Despite our difference in ages, after a year under his tutelage, I felt a kinship to him that I had previously reserved for my best college buddies. I still cannot explain it; it’s just one of those things you take at face value. Like those college buddies, there’s a line of communication that’s understood, active or not; you could bump into each other after a 10-year lapse, and the bond would be unbroken, as though you had only been apart a day, and could catch up over a coffee. Such was Roger’s impact on my Variety schooling.
Roger was a self-made man from the Cockney East End of London, but he could “talk the talk” of the biz with any Brit—some erudite, a few pompous—who often wore their Oxford/Cambridge accents like a club tie. He sometimes seemed a bit self-conscious about his “accent,” but to my ear (and most showbiz Yanks who made no judgments along the accent/class divide of Britain) Roger spoke the Queen’s English...but with a Variety patois.

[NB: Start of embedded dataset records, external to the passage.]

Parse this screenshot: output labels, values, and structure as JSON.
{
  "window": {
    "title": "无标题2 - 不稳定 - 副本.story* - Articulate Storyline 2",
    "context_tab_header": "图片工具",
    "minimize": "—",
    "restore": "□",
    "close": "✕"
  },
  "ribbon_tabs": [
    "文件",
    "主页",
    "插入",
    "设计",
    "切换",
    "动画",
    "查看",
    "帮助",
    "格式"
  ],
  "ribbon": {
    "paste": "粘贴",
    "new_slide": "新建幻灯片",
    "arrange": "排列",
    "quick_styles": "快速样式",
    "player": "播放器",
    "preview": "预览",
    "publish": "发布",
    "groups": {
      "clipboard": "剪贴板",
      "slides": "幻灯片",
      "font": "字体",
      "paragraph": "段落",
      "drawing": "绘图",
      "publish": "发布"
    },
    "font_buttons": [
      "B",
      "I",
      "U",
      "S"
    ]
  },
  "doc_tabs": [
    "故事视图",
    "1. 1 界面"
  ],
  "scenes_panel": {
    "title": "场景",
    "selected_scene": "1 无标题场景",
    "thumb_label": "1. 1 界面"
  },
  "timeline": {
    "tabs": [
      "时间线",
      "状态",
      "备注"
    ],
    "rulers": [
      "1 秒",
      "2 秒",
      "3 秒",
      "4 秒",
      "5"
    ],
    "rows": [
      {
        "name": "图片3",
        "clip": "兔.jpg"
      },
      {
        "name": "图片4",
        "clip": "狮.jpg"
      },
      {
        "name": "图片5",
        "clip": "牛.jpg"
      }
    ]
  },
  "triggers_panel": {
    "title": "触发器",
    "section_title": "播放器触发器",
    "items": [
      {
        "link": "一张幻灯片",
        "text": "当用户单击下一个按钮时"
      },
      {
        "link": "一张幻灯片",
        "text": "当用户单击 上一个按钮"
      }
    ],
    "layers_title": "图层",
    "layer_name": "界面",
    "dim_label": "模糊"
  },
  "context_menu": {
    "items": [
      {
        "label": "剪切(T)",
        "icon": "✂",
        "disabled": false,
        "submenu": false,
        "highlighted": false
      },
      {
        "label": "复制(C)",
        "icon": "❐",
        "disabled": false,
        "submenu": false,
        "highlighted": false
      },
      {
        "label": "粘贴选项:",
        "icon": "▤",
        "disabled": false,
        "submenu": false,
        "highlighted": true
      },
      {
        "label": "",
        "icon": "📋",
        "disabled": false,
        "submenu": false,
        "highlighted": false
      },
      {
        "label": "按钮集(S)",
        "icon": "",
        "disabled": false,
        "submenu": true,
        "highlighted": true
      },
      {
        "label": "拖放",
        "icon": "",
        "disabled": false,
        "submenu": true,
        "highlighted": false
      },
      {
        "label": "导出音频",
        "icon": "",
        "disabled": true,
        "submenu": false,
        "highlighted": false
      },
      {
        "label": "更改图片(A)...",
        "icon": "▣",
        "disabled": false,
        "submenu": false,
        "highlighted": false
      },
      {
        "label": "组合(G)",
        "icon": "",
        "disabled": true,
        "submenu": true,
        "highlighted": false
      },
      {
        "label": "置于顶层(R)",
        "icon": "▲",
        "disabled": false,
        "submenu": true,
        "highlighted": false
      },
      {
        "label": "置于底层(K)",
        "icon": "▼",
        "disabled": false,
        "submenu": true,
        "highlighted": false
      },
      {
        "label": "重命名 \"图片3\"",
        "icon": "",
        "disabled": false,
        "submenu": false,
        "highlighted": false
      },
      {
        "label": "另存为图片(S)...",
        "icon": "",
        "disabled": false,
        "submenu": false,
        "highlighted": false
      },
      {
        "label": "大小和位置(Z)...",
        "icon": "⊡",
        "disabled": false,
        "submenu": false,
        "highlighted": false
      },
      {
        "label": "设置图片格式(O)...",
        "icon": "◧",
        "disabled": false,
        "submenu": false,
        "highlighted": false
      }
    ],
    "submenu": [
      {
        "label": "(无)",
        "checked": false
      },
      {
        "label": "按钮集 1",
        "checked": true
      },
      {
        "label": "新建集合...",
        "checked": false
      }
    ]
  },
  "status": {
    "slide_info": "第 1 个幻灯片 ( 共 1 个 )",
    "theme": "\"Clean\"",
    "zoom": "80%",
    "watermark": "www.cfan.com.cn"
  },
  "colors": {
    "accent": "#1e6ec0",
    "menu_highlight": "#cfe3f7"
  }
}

He also imparted to me many nuggets of Cockney wisdom, two of which I still spew at anyone who will listen (#1), and all my freelance writers (#2):
Watt.-icism #1: “If you pay peanuts, you get monkeys.”
Watt.-icism #2: “When writing a story, don’t strain for significance; give the reader the facts, and he’ll figure out what’s significant to him.”
Rog introduced me to a lot of worldliness in my young life back then. I met just about everyone of import in showbiz in London, either at an industry soiree or at their offices: Sir Richard Attenborough, David Puttnam, Lew Grade, Jeremy Thomas, Jake Eberts, publicists Dennis Davidson, Theo Cowan, Phil Symes, indie agents Guy East and Michael Ryan, etc. etc. We visited bigwigs like Bill Cotton at the BBC, ITV, the nascent Channel 4 under Jeremy Isaacs, Michael Grade, William Morris Agency, BAFTA, Dodi Fayed, Lord & Lady Rothermere, you name it, if you mattered in the business, Roger knew it, and knew you. He had a beguiling charm, a disarming manner that put almost anyone at ease, from the lowliest receptionist to the most self important mogul. It was hard not to listen when Roger Watkins was in your face - because he would listen back.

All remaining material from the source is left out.